Databricks is trying to become the on-ramp to that destination. By collapsing data platform semantics and building an emerging agentic layer inside the customer’s perimeter, the company is positioning itself as the bridge between the world of frontier models and the guarded, real-world data where economic value lives. The outcome won’t depend on the biggest model or the lowest latency – it will come down to who can translate intelligence into action within the bounds of enterprise trust, control, and context.
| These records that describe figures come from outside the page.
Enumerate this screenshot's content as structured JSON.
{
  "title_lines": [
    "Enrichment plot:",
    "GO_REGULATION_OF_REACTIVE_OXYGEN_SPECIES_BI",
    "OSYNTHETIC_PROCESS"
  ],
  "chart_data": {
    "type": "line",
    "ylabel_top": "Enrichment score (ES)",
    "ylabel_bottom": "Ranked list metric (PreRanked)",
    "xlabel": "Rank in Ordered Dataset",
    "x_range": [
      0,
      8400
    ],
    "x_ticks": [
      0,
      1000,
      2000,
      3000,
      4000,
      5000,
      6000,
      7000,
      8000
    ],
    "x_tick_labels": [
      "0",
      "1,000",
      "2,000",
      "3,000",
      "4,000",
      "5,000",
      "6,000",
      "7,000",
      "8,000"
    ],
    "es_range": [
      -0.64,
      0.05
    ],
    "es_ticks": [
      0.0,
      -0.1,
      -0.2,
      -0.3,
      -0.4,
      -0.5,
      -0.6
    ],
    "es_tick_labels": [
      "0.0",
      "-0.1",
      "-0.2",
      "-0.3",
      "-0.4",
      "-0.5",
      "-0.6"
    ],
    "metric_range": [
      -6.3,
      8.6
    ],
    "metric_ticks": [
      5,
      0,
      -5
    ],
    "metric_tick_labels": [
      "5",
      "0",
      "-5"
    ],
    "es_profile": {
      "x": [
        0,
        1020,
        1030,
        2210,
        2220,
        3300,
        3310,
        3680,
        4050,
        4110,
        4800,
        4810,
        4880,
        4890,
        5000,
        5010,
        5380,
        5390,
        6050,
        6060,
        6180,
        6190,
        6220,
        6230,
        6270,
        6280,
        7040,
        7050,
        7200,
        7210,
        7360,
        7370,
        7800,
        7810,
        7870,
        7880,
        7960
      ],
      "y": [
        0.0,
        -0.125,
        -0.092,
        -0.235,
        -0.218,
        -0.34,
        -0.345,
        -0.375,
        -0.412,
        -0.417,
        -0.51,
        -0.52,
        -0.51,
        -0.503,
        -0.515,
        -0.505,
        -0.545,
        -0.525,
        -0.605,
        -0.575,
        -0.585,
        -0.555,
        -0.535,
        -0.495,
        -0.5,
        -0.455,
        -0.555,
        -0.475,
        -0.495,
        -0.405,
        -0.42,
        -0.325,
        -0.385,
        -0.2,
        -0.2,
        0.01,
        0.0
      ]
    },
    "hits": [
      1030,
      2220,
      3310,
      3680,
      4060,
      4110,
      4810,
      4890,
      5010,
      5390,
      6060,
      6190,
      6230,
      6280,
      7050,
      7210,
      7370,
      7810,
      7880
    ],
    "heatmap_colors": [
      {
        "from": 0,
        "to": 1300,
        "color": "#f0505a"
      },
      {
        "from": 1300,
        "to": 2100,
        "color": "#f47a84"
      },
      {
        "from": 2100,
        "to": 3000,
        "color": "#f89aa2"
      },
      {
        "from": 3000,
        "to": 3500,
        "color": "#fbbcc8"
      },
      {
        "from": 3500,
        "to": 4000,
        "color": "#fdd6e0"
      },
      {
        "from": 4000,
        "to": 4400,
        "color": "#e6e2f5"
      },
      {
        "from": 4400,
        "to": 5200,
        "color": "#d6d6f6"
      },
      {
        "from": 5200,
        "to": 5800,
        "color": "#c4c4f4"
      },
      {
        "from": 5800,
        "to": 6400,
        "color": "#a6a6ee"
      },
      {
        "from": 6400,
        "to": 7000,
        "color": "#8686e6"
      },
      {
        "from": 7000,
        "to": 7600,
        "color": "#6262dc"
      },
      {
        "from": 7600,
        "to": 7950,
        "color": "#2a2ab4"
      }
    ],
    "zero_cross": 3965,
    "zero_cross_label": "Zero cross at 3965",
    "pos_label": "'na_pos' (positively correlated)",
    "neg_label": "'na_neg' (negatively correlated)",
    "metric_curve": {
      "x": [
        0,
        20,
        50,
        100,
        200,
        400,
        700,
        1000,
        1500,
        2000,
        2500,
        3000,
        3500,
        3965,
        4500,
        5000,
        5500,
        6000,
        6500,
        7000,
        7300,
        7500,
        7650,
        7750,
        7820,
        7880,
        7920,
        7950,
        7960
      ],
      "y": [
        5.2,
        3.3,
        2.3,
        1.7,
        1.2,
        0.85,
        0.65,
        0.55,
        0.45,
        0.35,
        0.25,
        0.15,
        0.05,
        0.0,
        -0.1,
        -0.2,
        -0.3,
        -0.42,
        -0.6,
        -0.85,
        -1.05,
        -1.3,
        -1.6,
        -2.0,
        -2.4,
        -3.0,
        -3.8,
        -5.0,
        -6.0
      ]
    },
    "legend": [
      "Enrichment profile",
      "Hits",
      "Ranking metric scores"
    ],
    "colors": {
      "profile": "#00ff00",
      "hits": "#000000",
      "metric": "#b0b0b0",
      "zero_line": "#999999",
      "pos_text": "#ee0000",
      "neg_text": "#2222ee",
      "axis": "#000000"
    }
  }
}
Data intelligence will be the differentiator in our view. It’s what will allow generic frontier models to be specialized and governed. Whether or not a singular AGI “Messiah” ever arrives, enterprise AI will unfold differently. It will be built not on public data but on proprietary maps – semantic systems of intelligence that represent the operational truth of a business.
When that happens, every enterprise that models its data this way can drive agents as intelligent – and as operationally effective – as those powering Amazon’s internal systems. That’s the foundation for the next productivity revolution: a shift from siloed knowledge work to a kind of managerial assembly line, where analytics and intelligent agents inform every role, every process, every decision.
The path to enterprise AGI won’t be outsourced to the internet. It will be built inside the enterprise, behind the firewall, one domain-specific intelligence system at a time. And in that world, the real competition isn’t between AI companies – it’s between enterprises that model their data, and those that don’t.
Milestones to watch
- Unity Catalog depth – Does the ontology expand beyond 2.5-D metrics to full application schemas that encode policy, process, and time?
- Agent Bricks write-back – When an agent can update an SAP order, a ServiceNow ticket, or a Salesforce opportunity without brittle glue code, the loop will be closed.
- Ecosystem commitment – Track whether BI, reverse-ETL, and low-code vendors truly round-trip semantics through Unity rather than hoarding their own.
- Regulatory certifications – FedRAMP High, HIPAA, FINRA, and region-specific sovereignty stamps will be gating items for heavily regulated estates.
Bottom line
One key principle of our model is that enterprises will not donate their crown-jewel datasets to the public internet, no matter how powerful open-web LLMs become. Whoever supplies the on-prem, governed substrate that marries those private assets with agentic automation will win disproportionate economic rent. Databricks has a credible line of sight to that position; Snowflake, SAP, Salesforce, and ServiceNow are sprinting there as well.
We’ll be tracking which vendor first turns proprietary data into autonomous action loops—because that, not synthetic benchmarks, is the holy-grail finish line Jamie Dimon and every other CEO cares about.